Questão nº 16
Questão de Direitos Humanos · FGV SEE-MG 2023 (nº 16)
Ana, que estava com sete meses de gravidez, afirmou, em uma conversa informal realizada em ambiente público, que almejava "entregar o seu filho para adoção", o que seria feito logo após o nascimento. Por tal razão, algumas pessoas a convenceram a se dirigir ao Juízo da Infância e da Juventude com competência na área em que Ana residia.
À luz da sistemática estabelecida pela Lei nº 8.069/1990, é correto afirmar que
- AAna praticou ato ilícito, por descumprimento do poder familiar, podendo sofrer sanção administrativa após regular processo instaurado sob o crivo do contraditório.
- Ba guarda provisória da criança, tão logo nasça, será deferida a quem estiver habilitado a adotá-la, em razão do preenchimento dos requisitos exigidos no cadastro de adoção.
- Ca criança, tão logo nasça, será encaminhada para entidade de acolhimento, que permanecerá com sua guarda provisória até que seja registrada pela família que a adotará.

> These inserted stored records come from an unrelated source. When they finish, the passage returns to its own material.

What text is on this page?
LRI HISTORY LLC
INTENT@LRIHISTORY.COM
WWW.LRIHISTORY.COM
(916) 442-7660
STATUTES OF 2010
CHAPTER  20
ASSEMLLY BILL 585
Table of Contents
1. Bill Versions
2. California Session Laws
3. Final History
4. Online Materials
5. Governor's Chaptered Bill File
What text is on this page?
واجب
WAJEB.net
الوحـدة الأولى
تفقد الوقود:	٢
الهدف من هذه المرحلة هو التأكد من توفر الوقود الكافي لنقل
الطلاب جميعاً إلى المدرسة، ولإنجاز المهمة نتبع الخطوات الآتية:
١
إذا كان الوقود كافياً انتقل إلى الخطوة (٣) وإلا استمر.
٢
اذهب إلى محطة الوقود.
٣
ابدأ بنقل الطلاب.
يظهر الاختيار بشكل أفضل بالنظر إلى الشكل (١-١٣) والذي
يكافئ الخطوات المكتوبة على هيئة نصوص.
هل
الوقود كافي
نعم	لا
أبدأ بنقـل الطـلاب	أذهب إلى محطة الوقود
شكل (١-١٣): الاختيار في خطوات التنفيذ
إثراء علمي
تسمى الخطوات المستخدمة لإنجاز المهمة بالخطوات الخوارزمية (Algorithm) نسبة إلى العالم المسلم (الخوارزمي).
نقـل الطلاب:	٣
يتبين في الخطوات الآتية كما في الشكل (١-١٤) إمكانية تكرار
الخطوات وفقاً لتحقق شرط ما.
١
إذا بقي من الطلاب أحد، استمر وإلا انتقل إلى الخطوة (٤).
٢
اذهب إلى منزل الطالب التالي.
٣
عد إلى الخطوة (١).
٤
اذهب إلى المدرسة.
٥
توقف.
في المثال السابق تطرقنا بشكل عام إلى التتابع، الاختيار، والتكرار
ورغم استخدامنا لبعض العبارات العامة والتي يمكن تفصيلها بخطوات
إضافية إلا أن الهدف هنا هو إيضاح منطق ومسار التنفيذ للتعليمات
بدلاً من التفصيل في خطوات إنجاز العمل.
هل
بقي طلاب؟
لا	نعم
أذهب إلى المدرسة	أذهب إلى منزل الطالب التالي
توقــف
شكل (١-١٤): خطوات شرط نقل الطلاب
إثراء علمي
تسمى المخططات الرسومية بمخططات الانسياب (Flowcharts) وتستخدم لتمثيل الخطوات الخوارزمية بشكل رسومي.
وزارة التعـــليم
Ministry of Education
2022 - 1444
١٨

- Dcaso Ana permaneça irredutível, não haja indicação do genitor e inexista outro representante da família extensa apto a receber a guarda, o juiz pode vir a decretar a extinção do poder familiar. (alternativa correta)
Resposta comentada
Gabarito Alternativa D
O Estatuto da Criança e do Adolescente (ECA) garante à gestante ou mãe o direito de entregar seu filho para adoção de forma segura e legal, buscando o melhor interesse da criança e evitando abandonos.
- (A) Incorreta: Ana não praticou ato ilícito. O ECA (Art. 19-A) prevê e regulamenta o direito da gestante ou mãe de manifestar o desejo de entregar o filho para adoção, sendo um procedimento legal e não um descumprimento do poder familiar.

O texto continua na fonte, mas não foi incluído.